Wednesday, June 20, 2012

Fun facts about FOREX

I've recently begun writing technical documentation for foreign currency exchange market trading software (aka FOREX) and it's much more interesting than I would have predicted.

Of course it helps that the Mighty Krugman happened to write an article of foreign currency exchange rates for the Library of Economics and Liberty.  Although the name of the web site sounds suspiciously libertarian, but so far I haven't found any direct libertarian links.

Right off the bat, Krugman provided me with interesting historical information about foreign currency exchange - I'm amazed at how recently currencies have been exchanged in the open market - 1973.

Exchange rates between currencies have been highly unstable since the collapse of the Bretton Woods system of fixed exchange rates, which lasted from 1946 to 1973. Under the Bretton Woods system, exchange rates (e.g., the number of dollars it takes to buy a British pound or German mark) were fixed at levels determined by governments.
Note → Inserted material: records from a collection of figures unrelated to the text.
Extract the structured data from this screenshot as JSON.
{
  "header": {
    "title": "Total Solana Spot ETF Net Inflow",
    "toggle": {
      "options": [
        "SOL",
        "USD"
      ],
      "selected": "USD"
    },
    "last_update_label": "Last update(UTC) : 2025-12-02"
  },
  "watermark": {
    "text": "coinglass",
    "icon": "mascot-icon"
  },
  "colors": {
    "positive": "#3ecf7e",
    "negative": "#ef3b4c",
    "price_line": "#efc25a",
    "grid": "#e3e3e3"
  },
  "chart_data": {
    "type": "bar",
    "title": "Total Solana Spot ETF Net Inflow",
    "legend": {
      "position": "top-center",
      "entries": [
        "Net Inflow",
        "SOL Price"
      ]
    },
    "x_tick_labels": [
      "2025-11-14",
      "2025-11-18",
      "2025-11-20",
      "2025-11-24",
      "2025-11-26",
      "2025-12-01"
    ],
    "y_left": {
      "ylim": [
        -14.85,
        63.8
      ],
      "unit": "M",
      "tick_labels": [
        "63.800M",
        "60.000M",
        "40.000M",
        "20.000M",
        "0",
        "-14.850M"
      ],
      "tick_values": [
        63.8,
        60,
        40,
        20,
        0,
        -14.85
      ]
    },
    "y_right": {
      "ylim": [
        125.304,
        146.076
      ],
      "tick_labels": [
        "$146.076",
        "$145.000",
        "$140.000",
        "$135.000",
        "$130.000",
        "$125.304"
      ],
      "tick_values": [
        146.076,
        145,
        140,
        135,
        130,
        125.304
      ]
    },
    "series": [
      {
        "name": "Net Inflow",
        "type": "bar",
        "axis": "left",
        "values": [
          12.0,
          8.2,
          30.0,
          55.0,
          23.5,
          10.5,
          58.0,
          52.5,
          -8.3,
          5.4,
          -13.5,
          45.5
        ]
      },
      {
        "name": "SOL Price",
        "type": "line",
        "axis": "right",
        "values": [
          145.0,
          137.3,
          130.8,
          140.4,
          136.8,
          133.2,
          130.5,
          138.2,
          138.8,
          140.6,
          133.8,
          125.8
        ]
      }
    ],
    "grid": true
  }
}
Under the "floating" exchange rates we have had since 1973, exchange rates are determined by people buying and selling currencies in the foreign-exchange markets.
Another fun fact - currency exchange traders sometimes refer to the UK/US currency exchange as "cable." Why? Because...

(a) Transatlantic Cable, a steel cable laid under the Atlantic Ocean in 1858, telegraphically linking the UK with the USA, enabling messages with currency prices to be transmitted between the London and New York Exchanges. The first such exchange rate to be published in The Times appeared in their issue of 10 August 1866.

Those traders sure love their old tyme slang.

Speaking of Krugman - he made another appearance with Rachel Maddow - yay!